И она словно окаменела, тоскливым взглядом уставилась в оплывшее ледяными натеками окно.
8
Максим, наверно, в сотый раз осторожно разматывал повязку на больной руке, легонько к ней прикладывался щекой и с особым оттенком какого-то внутреннего удовлетворения бормотал:
- Вот, понимаешь...
Михаил сидел за столом и набивал патроны. Приставив указательный палец к носу, он соображал, сколько из них зарядить дробью на белку или рябчика, сколько картечью на крупную птицу, а может быть, и на косулю, и сколько жаканами, черт его знает на кого. Хотя и зима, но тайга все-таки, а на ловца и зверь бежит.
Михаилу спалось и виделось найти медвежью берлогу, да как-нибудь так, чтобы тут же поднять зверя одному и завалить его, ни с кем не деля охотничьей славы. Бывает же, по рассказам, сплошь и рядом такое: встреча с медведем один на один. Михаил ни капельки не сомневался, что при любых обстоятельствах и медведя он срежет первым же выстрелом.
Служа в армии, Михаил стрелял неважно. Здесь, на Ингуте, он словно преобразился - на тридцать шагов стал без промаха попадать жаканом в консервную банку. И объяснял: "Это, Макся, закон природы. Не помню точно, Ньютон, кажется, тоже в школе учился на двойки, а потом всемирное тяготение открыл. Жизнь, она, брат, каждому образования добавляет".
- Вот, понимаешь... - Максим в сотый раз любовался своей заживающей рукой со следами двух хирургических разрезов и в сотый же раз повторял, что дело могло бы запахнуть кислым, если бы он не сходил в медицинский пункт Читаутского рейда. - Ведь не простой нарыв оказался. Абс-цесс. Понимаешь?
Михаил пожимал плечами.
- Правильно. А я тебе, дураку, разве еще сразу не говорил - с микробами не шути?
Максим эти слова Михаила пропускал мимо ушей.
- Могла бы, понимаешь, получиться флегмона...
- И гангрена.
- ...и гангрена. Так и она мне сказала.
- Может, еще и полное заражение крови. Как это - сепсис?

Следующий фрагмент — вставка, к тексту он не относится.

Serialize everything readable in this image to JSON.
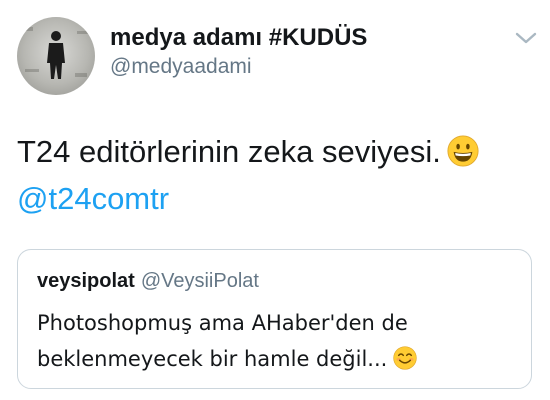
{
  "author": {
    "display_name": "medya adamı #KUDÜS",
    "handle": "@medyaadami"
  },
  "tweet": {
    "text_line1": "T24 editörlerinin zeka seviyesi.",
    "mention": "@t24comtr",
    "emoji": "grinning-face"
  },
  "quoted_tweet": {
    "display_name": "veysipolat",
    "handle": "@VeysiiPolat",
    "text_line1": "Photoshopmuş ama AHaber'den de",
    "text_line2": "beklenmeyecek bir hamle değil...",
    "emoji": "smiling-face-with-smiling-eyes"
  },
  "icons": {
    "menu": "chevron-down-icon"
  },
  "colors": {
    "link": "#1da1f2",
    "secondary_text": "#657786",
    "border": "#ccd6dd",
    "emoji_yellow": "#ffcc33"
  }
}
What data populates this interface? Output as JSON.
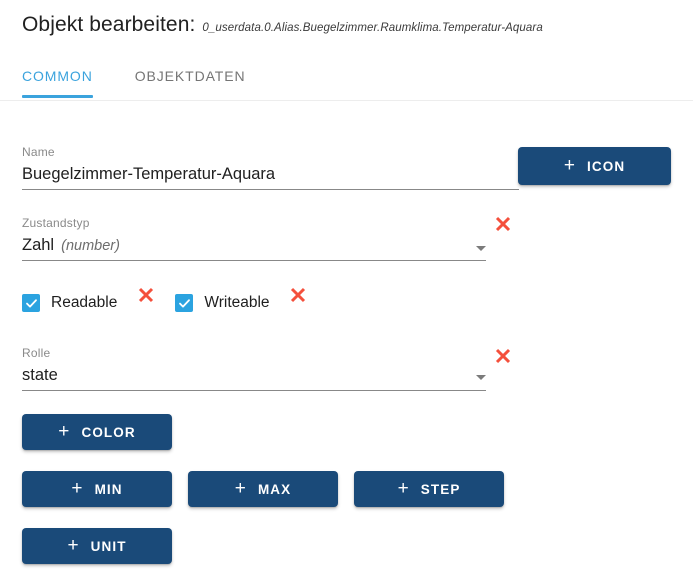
{
  "header": {
    "title": "Objekt bearbeiten:",
    "subtitle": "0_userdata.0.Alias.Buegelzimmer.Raumklima.Temperatur-Aquara"
  },
  "tabs": [
    {
      "label": "COMMON",
      "active": true
    },
    {
      "label": "OBJEKTDATEN",
      "active": false
    }
  ],
  "fields": {
    "name": {
      "label": "Name",
      "value": "Buegelzimmer-Temperatur-Aquara",
      "placeholder": "Name"
    },
    "state_type": {
      "label": "Zustandstyp",
      "value": "Zahl",
      "hint": "(number)"
    },
    "role": {
      "label": "Rolle",
      "value": "state"
    }
  },
  "checkboxes": [
    {
      "label": "Readable",
      "checked": true
    },
    {
      "label": "Writeable",
      "checked": true
    }
  ],
  "buttons": {
    "icon": "ICON",
    "color": "COLOR",
    "min": "MIN",
    "max": "MAX",
    "step": "STEP",
    "unit": "UNIT",
    "plus": "+"
  },
  "colors": {
    "button_navy": "#1a4a79",
    "tab_active_blue": "#3ba3dd",
    "checkbox_blue": "#2ba3e0",
    "clear_red": "#f4503c",
    "label_gray": "#8a8a8a"
  }
}
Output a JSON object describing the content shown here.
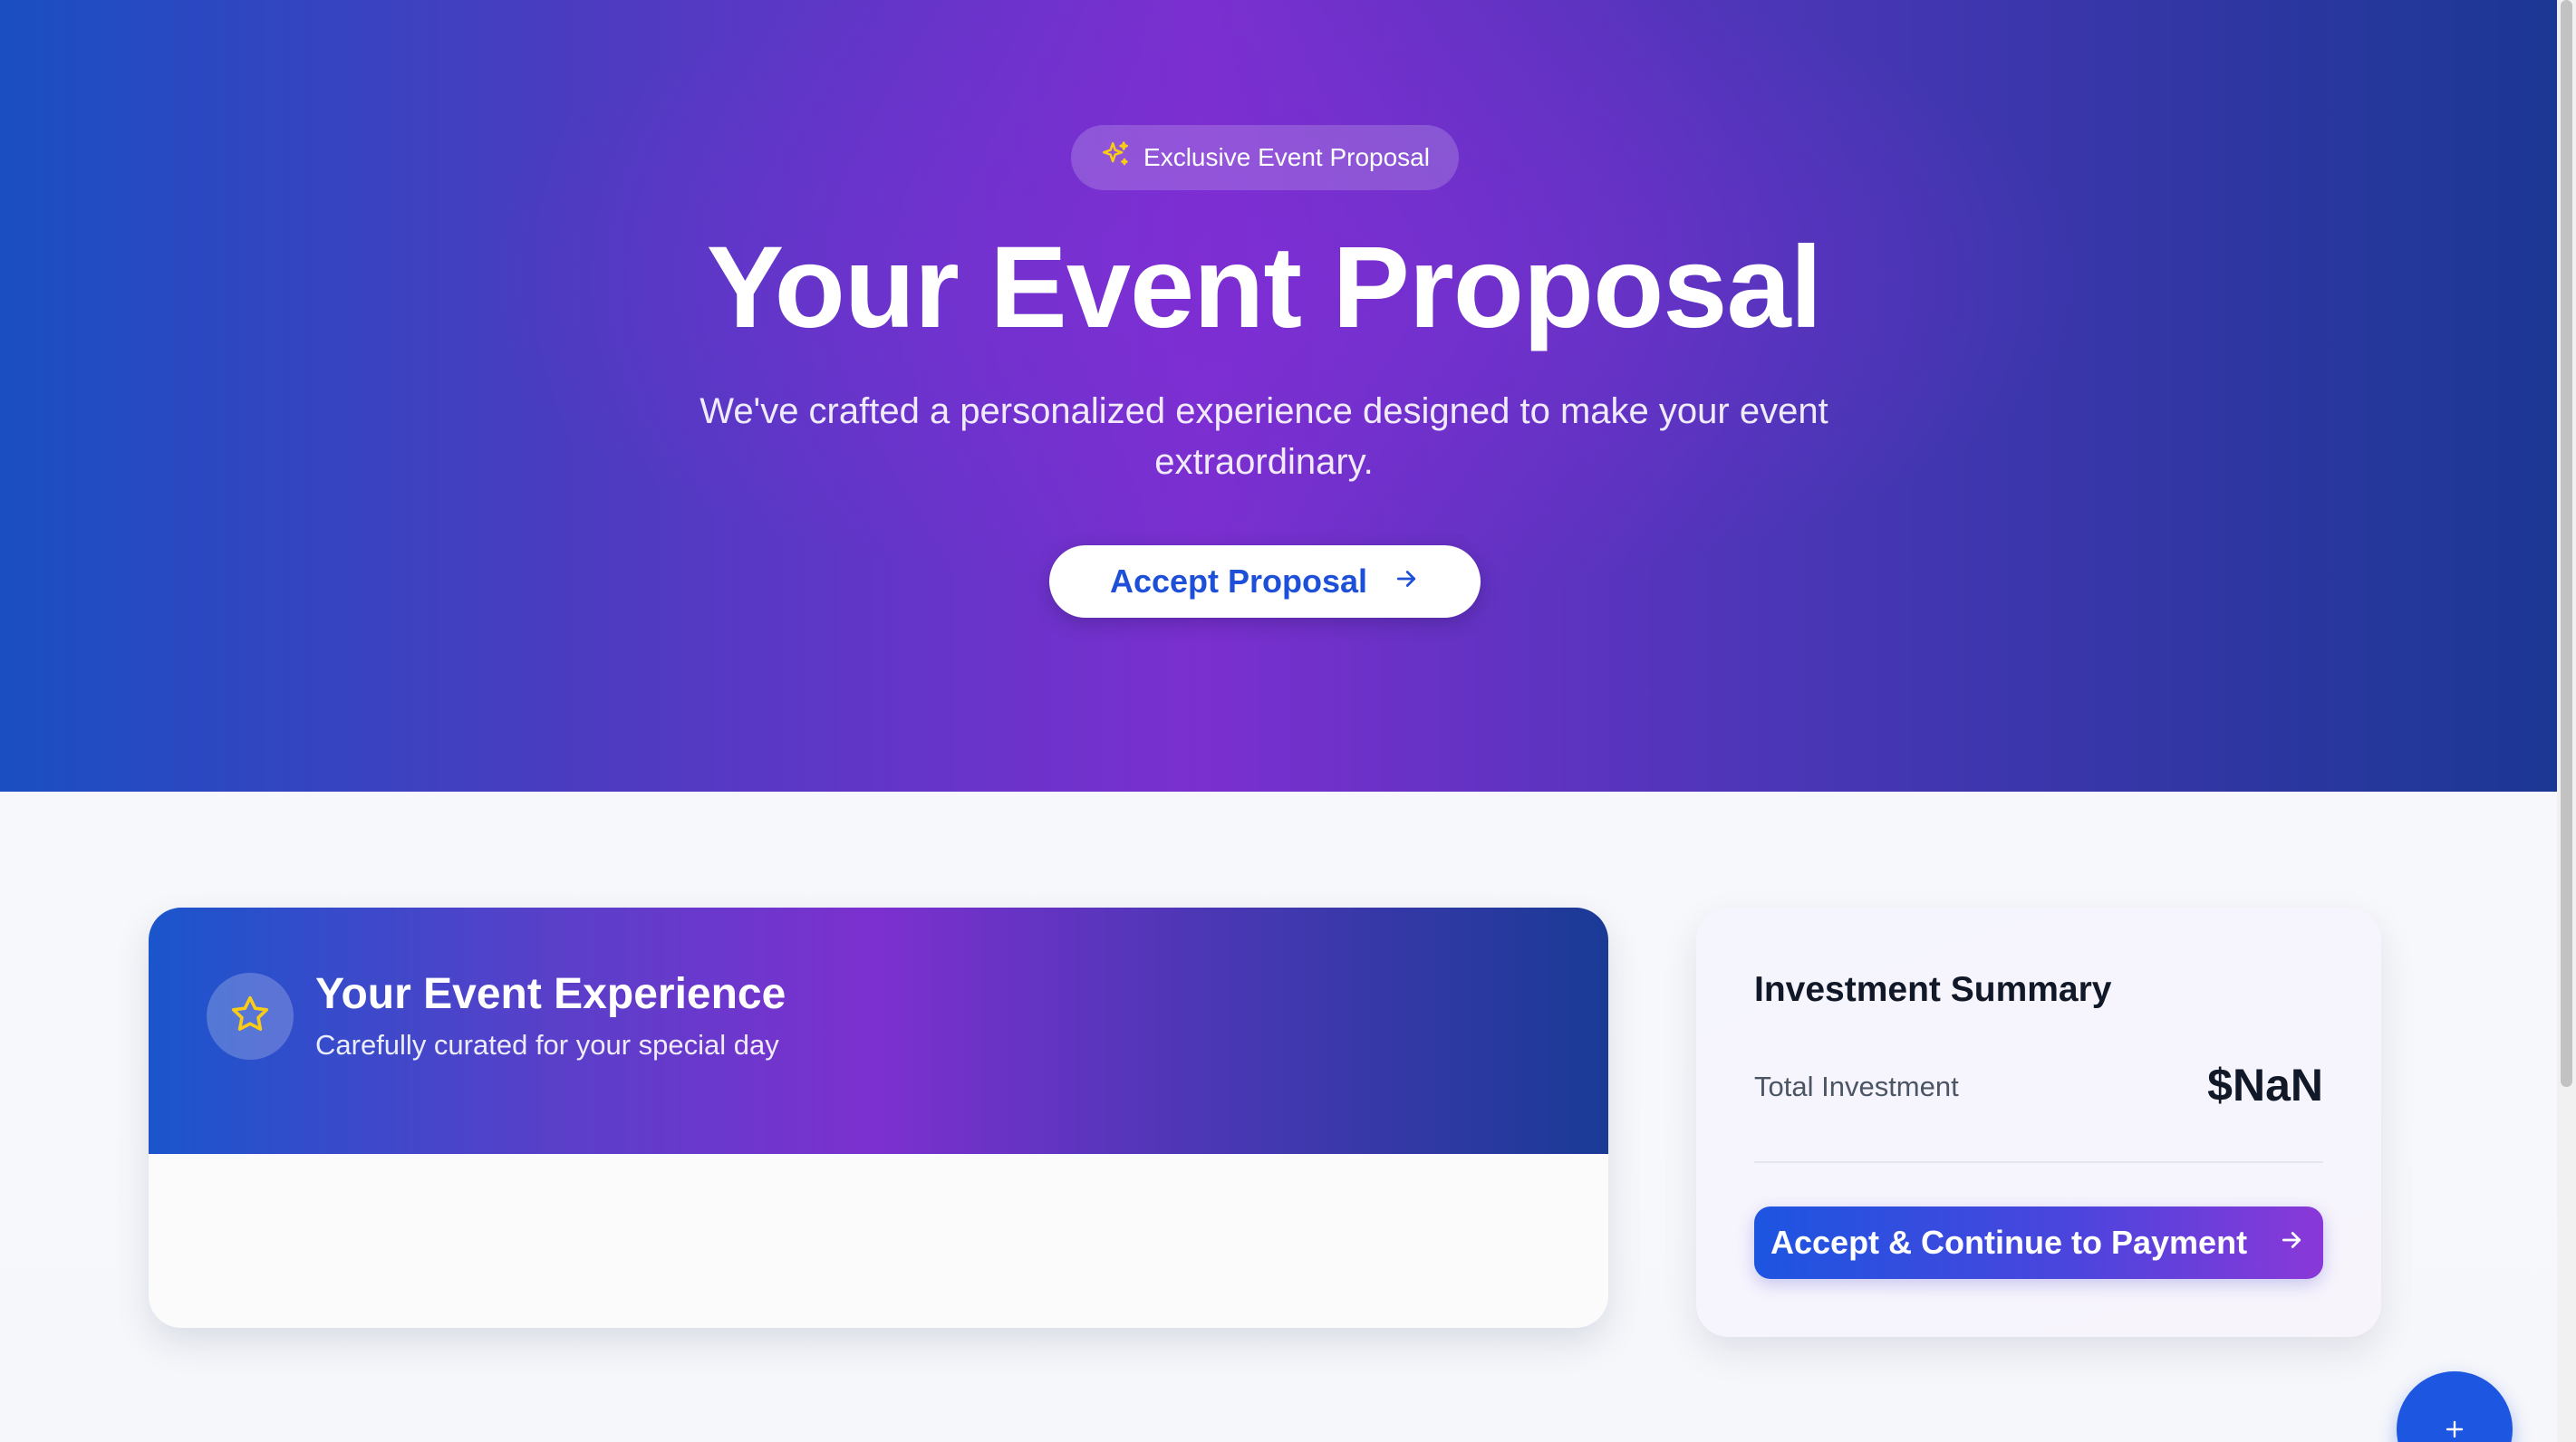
{
  "hero": {
    "badge_label": "Exclusive Event Proposal",
    "badge_icon": "sparkles-icon",
    "title": "Your Event Proposal",
    "subtitle": "We've crafted a personalized experience designed to make your event extraordinary.",
    "accept_button_label": "Accept Proposal",
    "accept_button_icon": "arrow-right-icon"
  },
  "event_card": {
    "icon": "star-icon",
    "title": "Your Event Experience",
    "subtitle": "Carefully curated for your special day"
  },
  "summary": {
    "title": "Investment Summary",
    "total_label": "Total Investment",
    "total_value": "$NaN",
    "payment_button_label": "Accept & Continue to Payment",
    "payment_button_icon": "arrow-right-icon"
  },
  "fab": {
    "icon": "plus-icon"
  },
  "colors": {
    "primary_blue": "#1d4fd8",
    "accent_purple": "#7c30cf",
    "star_yellow": "#facc15",
    "text_dark": "#111827"
  }
}
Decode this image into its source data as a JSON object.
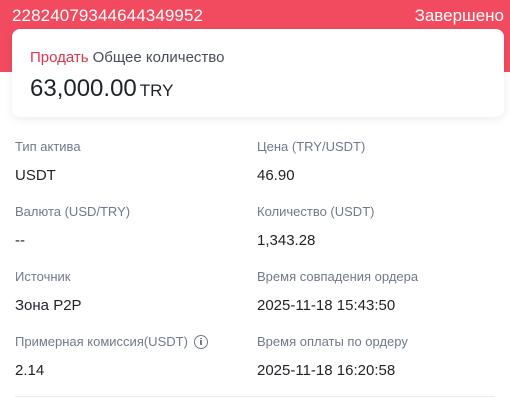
{
  "header": {
    "order_id": "22824079344644349952",
    "status": "Завершено",
    "color": "#f24b5f"
  },
  "summary": {
    "side": "Продать",
    "side_color": "#e0354a",
    "total_label": "Общее количество",
    "amount": "63,000.00",
    "currency": "TRY"
  },
  "details": {
    "asset_type": {
      "label": "Тип актива",
      "value": "USDT"
    },
    "price": {
      "label": "Цена (TRY/USDT)",
      "value": "46.90"
    },
    "currency_pair": {
      "label": "Валюта (USD/TRY)",
      "value": "--"
    },
    "quantity": {
      "label": "Количество (USDT)",
      "value": "1,343.28"
    },
    "source": {
      "label": "Источник",
      "value": "Зона P2P"
    },
    "match_time": {
      "label": "Время совпадения ордера",
      "value": "2025-11-18 15:43:50"
    },
    "fee": {
      "label": "Примерная комиссия(USDT)",
      "value": "2.14",
      "icon": "info-icon"
    },
    "payment_time": {
      "label": "Время оплаты по ордеру",
      "value": "2025-11-18 16:20:58"
    }
  }
}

- Может, и сепсис. А когда, понимаешь, резать она замахнулась, ножичек у нее...
- Ланцет.
- ...ланцет у нее вот такой, блестит да еще прямо из кипятка вынутый, горячущий. Спрашивает: "Хотите, укол вам сделаю? Заморожу". Понимаешь, чтобы без боли. А я говорю: "Спасибо, не надо, я и так никогда никакой боли не чувствую". Ну ведь стыдно же было просить: уколите. А кы-ак полоснула она этим самым раскаленным ланцетом по руке, да второй раз, на глубину до самого сердца - кровища, дрянь всякая брызнула... Ну, понимаешь, я и... промок...
Михаил хохотал, громко, раскатисто.
- Ой, Макся, позор какой!
- А она не заметила, говорит: "Ничего, ничего, вы еще как мужчина держитесь. Другие так, случается, в обморок падают". Зато сейчас, гляди, какая рука! Эх, все-таки здорово наша медицина работает!
Мороз в эти дни сдал, окна оттаяли, только по самому низу лоснились толстые ледяные наплывы. Сквозь осветлевшие стекла теперь было видно, как бродят по тайге высокие белые тени - дул несильный, порывистый ветер, встряхивал вершины деревьев, и снежная крупа косо летела на землю. Наледь на Ингуте застыла, закрепла, машины к Читаутскому рейду пошли напрямую. Михаилу, одному, работы на дороге хватало по горло. Работал он вообще всегда с охотой. Но теперь возвращался домой какой-то раздраженный, ворчливый. А когда Максим, измученный нестерпимой болью в руке, выждав начало оттепели, отправился в медпункт Читаутского рейда и оттуда вернулся радужно повеселевшим, к Михаилу стало и вовсе не подступиться. Он все время старался так или иначе поддеть Максима, выставить его в смешном виде, чтобы самому же потом вволю и похохотать над ним. Максим, приспосабливаясь к новому повороту в поведении Михаила, охотно балаганил и клепал на себя, только бы поднять настроение друга. Но делал все это вслепую, жертвенно, не догадываясь о причине резкой перемены к нему Михаила. А догадаться бы можно. Максим побывал на рейде, и Михаила сверлило желание узнать, что там с Федосьей. Но прямо спросить он никак не мог, язык почему-то не поворачивался. А Максим, конечно, знал. Но не рассказывал.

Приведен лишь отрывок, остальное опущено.